¡Sus palabras no podían ser más irritantes!
Carolina frunció sus cejas perfectas y se zafó del agarre de Fabio de un manotazo.
Fabio sintió un vacío en la palma de su mano, un vacío que pareció extenderse hasta su propio ego.
—¿Qué significa esto, Carolina? —preguntó.
Su rostro estaba rojo de furia. Señaló con el dedo al hombre que se encontraba en las sombras de la entrada y escupió con clara malicia:
—¿Me ignoraste por este tipo? ¿Acaso es más guapo o tiene más dinero que yo? ¡Nunca imaginé que serías de esas mujeres interesadas que cambian de hombre como de calzones!
Carolina no podía creer que Fabio estuviera montando semejante escenita afuera de la comandancia de policía; la situación le parecía de lo más vergonzosa.
Justo cuando estaba por responder, escuchó una risa burlona a sus espaldas:
—¡Ey, don Berrinches, mira para acá!
Fabio se quedó pasmado y levantó la vista instintivamente.

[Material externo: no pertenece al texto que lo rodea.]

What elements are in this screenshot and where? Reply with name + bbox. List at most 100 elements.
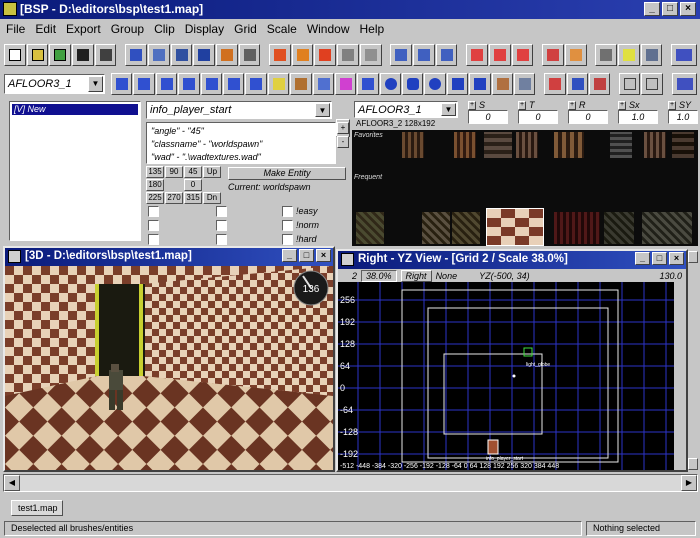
texture-thumb[interactable] — [644, 132, 666, 158]
help-icon[interactable] — [618, 44, 640, 66]
flip-y-button[interactable] — [413, 44, 435, 66]
group-button[interactable] — [491, 73, 514, 95]
property-classname[interactable]: "classname" - "worldspawn" — [151, 138, 331, 151]
menu-group[interactable]: Group — [107, 19, 150, 39]
t-spin-button[interactable]: + — [518, 100, 526, 110]
property-wad[interactable]: "wad" - ".\wadtextures.wad" — [151, 151, 331, 164]
r-spin-button[interactable]: + — [568, 100, 576, 110]
brush-spike-button[interactable] — [222, 73, 245, 95]
texture-thumb[interactable] — [554, 132, 584, 158]
scroll-down-button[interactable] — [688, 458, 698, 470]
room-brush[interactable] — [401, 289, 619, 463]
texture-panel-combo[interactable]: AFLOOR3_1 ▼ — [354, 101, 458, 118]
bookmark-button[interactable] — [566, 73, 588, 95]
angle-0-button[interactable]: 0 — [184, 179, 202, 191]
close-button[interactable]: × — [316, 249, 331, 262]
face-tool-button[interactable] — [170, 44, 193, 66]
texture-thumb[interactable] — [516, 132, 538, 158]
texture-apply-button[interactable] — [671, 73, 697, 95]
flag-checkbox-5[interactable] — [216, 220, 227, 231]
flag-easy-checkbox[interactable] — [282, 206, 293, 217]
chevron-down-icon[interactable]: ▼ — [315, 103, 330, 117]
view-orientation-button[interactable]: Right — [400, 269, 432, 282]
brush-wedge-button[interactable] — [133, 73, 155, 95]
menu-display[interactable]: Display — [181, 19, 230, 39]
minimize-button[interactable]: _ — [644, 2, 660, 16]
tetra-button[interactable] — [469, 73, 491, 95]
entity-tree[interactable]: [V] New — [9, 101, 141, 241]
load-button[interactable] — [49, 44, 72, 66]
flip-z-button[interactable] — [435, 44, 458, 66]
options-button[interactable] — [595, 44, 618, 66]
select-tool-button[interactable] — [125, 44, 147, 66]
flag-hard-checkbox[interactable] — [282, 234, 293, 245]
menu-edit[interactable]: Edit — [31, 19, 62, 39]
menu-help[interactable]: Help — [356, 19, 391, 39]
sx-spin-button[interactable]: + — [618, 100, 626, 110]
texture-thumb[interactable] — [610, 132, 632, 158]
view-3d-canvas[interactable]: 136 — [5, 266, 333, 470]
grid-size-value[interactable]: 2 — [352, 271, 357, 281]
scale-value[interactable]: 38.0% — [361, 269, 397, 282]
snap-mode-value[interactable]: None — [436, 271, 458, 281]
flag-checkbox-2[interactable] — [148, 220, 159, 231]
maximize-button[interactable]: □ — [662, 2, 678, 16]
minimize-button[interactable]: _ — [635, 252, 650, 265]
brush-stairs-button[interactable] — [178, 73, 200, 95]
menu-clip[interactable]: Clip — [150, 19, 181, 39]
compile-button[interactable] — [542, 44, 564, 66]
add-property-button[interactable]: + — [337, 122, 349, 134]
open-file-button[interactable] — [26, 44, 49, 66]
angle-90-button[interactable]: 90 — [165, 166, 183, 178]
flag-norm-checkbox[interactable] — [282, 220, 293, 231]
render-button[interactable] — [619, 73, 641, 95]
angle-225-button[interactable]: 225 — [146, 192, 164, 204]
brush-cube-button[interactable] — [111, 73, 133, 95]
texture-thumb[interactable] — [604, 212, 634, 244]
texture-thumb[interactable] — [452, 212, 480, 244]
clone-button[interactable] — [337, 44, 359, 66]
texture-thumb[interactable] — [672, 132, 694, 158]
menu-file[interactable]: File — [2, 19, 31, 39]
main-scrollbar[interactable]: ◀ ▶ — [3, 474, 698, 492]
model-entity-button[interactable] — [312, 73, 334, 95]
light-entity-box[interactable] — [523, 347, 533, 357]
scroll-left-button[interactable]: ◀ — [4, 475, 20, 491]
sy-field[interactable]: 1.0 — [668, 110, 698, 124]
paste-button[interactable] — [314, 44, 337, 66]
marker-button[interactable] — [588, 73, 611, 95]
new-file-button[interactable] — [4, 44, 26, 66]
tab-test1-map[interactable]: test1.map — [11, 500, 63, 516]
brush-cylinder-button[interactable] — [155, 73, 178, 95]
save-as-button[interactable] — [94, 44, 117, 66]
angle-135-button[interactable]: 135 — [146, 166, 164, 178]
minimize-button[interactable]: _ — [282, 249, 297, 262]
texture-thumb[interactable] — [356, 212, 384, 244]
texture-lock-button[interactable] — [238, 44, 261, 66]
chevron-down-icon[interactable]: ▼ — [441, 103, 456, 116]
view-2d-scrollbar[interactable] — [688, 249, 698, 472]
flag-checkbox-1[interactable] — [148, 206, 159, 217]
texture-thumb[interactable] — [484, 132, 512, 158]
menu-window[interactable]: Window — [303, 19, 356, 39]
run-button[interactable] — [564, 44, 587, 66]
menu-scale[interactable]: Scale — [263, 19, 303, 39]
angle-up-button[interactable]: Up — [203, 166, 221, 178]
cut-button[interactable] — [269, 44, 291, 66]
preview-button[interactable] — [641, 73, 663, 95]
vertex-tool-button[interactable] — [147, 44, 170, 66]
delete-button[interactable] — [514, 73, 536, 95]
door-entity-button[interactable] — [290, 73, 312, 95]
save-button[interactable] — [72, 44, 94, 66]
r-field[interactable]: 0 — [568, 110, 608, 124]
maximize-button[interactable]: □ — [299, 249, 314, 262]
close-button[interactable]: × — [680, 2, 696, 16]
texture-thumb[interactable] — [554, 212, 600, 244]
texture-thumb[interactable] — [402, 132, 424, 158]
angle-dn-button[interactable]: Dn — [203, 192, 221, 204]
flip-x-button[interactable] — [390, 44, 413, 66]
brush-arch-button[interactable] — [200, 73, 222, 95]
rotate-y-button[interactable] — [488, 44, 511, 66]
about-button[interactable] — [640, 44, 663, 66]
view-2d-canvas[interactable]: light_globe info_player_start 256 192 12… — [338, 282, 674, 470]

El hombre, que hasta entonces había estado a medias en la sombra, dio un paso adelante y dejó ver su rostro por completo.
Todos los presentes contuvieron el aliento al unísono.
Carolina incluso alcanzó a escuchar a Tamara, su asistente, susurrar llena de emoción:
—¡Qué guapo está!
Carolina asintió sin darse cuenta y le dio toda la razón en sus pensamientos: «Y que lo digas».
El hombre medía fácil un metro con noventa, proyectando una presencia imponente con solo estar de pie.
Sus extremidades eran largas y bien proporcionadas. Llevaba una chaqueta de cuero negro y unos pantalones oscuros que moldeaban a la perfección su complexión robusta donde debía serlo, mientras marcaban su cintura firme. Era la encarnación exacta del ideal masculino: hombros anchos, cintura estrecha y piernas largas.
Y, por supuesto, si su cuerpo llamaba la atención, su rostro lo hacía aún más.
Ni siquiera la mejor animación en 3D podría haber diseñado una cara tan perfecta.
Tenía cejas bien delineadas, ojos profundos como la obsidiana que emitían un brillo oscuro e insondable, nariz recta y labios finos ligeramente apretados. Todo en él irradiaba un aura distante, de esas que gritan: «no te acerques».
La mirada de Carolina se detuvo por un segundo en la mano izquierda del hombre, que colgaba a un costado de su cuerpo, y tras entender algo, desvió la vista de nuevo.
—¡Estás loco! —bramó Fabio cuando por fin distinguió el rostro de aquel sujeto. La cara se le ensombreció por completo. Con un gesto brusco, les hizo una seña a los dos hombres para que se largaran y lo dejaran hablar con su novia en paz.
El joven llamado Leandro, aún con los bordes de los ojos enrojecidos, resultó tener la lengua bastante afilada:
—¿Don Berrinches ya se puso a llorar? ¡Tus gritos chillones me tienen harto, por si no te habías dado cuenta! Solo te hablé para que te quedara claro que mi amigo Armando no solo es muchísimo más guapo que tú, sino que también tiene mucha más lana. Así que no hay necesidad de que te acomplejes tanto.